AIRLINES TO DITCH 60 MILLION SEATS IN 4TH QUARTER
07 August 2008
Steve Creedy
THE world's airlines will offer almost 60 million fewer seats in the fourth quarter of this year than they did a year ago as they cut seat capacity and flights by about 7 per cent and prepare for the worst downturn since 2001.
The US domestic market accounts for about a third of that fall but the Official Airline Guide (OAG), which collates data on airline schedules, has also warned that seat capacity in Asia could fall 13 per cent -- equivalent to a three-year setback in growth.
Other grim statistics show 275 airports worldwide will lose air services, 32 of them in the US and 116 in the Asia Pacific, while airlines are tipped to take 3500 fewer planes than originally planned by 2017.
Transatlantic routes, which are benefiting from a big switch in capacity as US carriers seek to escape turmoil in their domestic routes, are bucking the trend with 2 per cent year on year growth.
The news comes as several airlines, including the huge Air France-KLM Group, are reporting big falls in profit.
Air France-KLM said yesterday that first-quarter net profit fell by 59 per cent thanks to high fuel costs and a slowing economy.
Similar factors were blamed for forcing Spain's Iberia into the red and British Airways last week warned that its first-quarter profits had been "nearly wiped out" by the cost of keeping its planes flying.

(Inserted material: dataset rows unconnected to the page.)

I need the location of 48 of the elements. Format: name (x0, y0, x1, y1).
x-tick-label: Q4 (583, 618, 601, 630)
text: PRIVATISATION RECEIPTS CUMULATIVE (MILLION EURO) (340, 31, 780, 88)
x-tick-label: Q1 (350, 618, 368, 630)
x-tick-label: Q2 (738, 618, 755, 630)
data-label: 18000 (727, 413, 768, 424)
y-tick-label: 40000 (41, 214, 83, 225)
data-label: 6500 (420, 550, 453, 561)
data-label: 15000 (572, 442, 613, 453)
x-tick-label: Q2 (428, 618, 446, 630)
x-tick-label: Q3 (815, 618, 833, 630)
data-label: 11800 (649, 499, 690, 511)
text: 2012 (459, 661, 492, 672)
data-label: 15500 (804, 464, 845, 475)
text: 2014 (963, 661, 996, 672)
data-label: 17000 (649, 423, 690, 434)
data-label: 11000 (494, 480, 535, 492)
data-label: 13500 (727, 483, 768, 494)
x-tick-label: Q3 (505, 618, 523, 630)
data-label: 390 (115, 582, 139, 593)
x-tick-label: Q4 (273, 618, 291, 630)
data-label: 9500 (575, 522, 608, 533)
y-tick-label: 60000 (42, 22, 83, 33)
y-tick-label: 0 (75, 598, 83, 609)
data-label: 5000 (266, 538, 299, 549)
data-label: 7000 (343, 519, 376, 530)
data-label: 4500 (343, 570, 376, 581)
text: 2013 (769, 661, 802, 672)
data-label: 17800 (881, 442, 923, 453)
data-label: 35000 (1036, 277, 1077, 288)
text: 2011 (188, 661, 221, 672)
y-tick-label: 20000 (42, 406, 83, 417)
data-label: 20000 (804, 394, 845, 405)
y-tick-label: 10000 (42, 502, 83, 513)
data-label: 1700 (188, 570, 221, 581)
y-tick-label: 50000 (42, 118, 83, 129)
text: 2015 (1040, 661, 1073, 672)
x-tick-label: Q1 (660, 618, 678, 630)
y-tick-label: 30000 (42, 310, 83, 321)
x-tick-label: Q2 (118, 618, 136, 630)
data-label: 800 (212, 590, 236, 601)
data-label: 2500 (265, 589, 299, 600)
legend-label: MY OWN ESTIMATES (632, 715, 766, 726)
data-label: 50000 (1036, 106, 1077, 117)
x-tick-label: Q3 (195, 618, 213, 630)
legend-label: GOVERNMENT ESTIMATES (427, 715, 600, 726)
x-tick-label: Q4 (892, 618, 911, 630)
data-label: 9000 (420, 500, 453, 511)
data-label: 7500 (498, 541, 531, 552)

OAG chief operating officer Steve Casley said it took the industry a good three years to recover from a 5 per cent fall in capacity and 7 per cent fall in flights during the 2001 downturn.
Mr Casley warned that after steady annual growth since 2002 there would be an unprecedented global decline in the fourth quarter. He said a 13 per cent fall in Asia, confirmation of which was still subject to northern winter schedule filings by several Chinese carriers, would be "a significant metric that may have a wider impact".
"From OAG's statistics, it looks quite possible that we may be facing a far more severe global downturn than we have experienced before," he said. "The industry's resilience will be pushed to its limits in the coming months, with carriers, airports and passengers alike all waiting and watching for a glimmer of light at the end of the tunnel."
Mr Casley said commercial aviation marched in lock step with the global economy, reflecting growth and declines in GDP, and had been growing 3 to 4 per cent a year on average.
That growth had been interrupted by the dot.com meltdown, 9/11, the Gulf War and the SARS epidemic within Asia.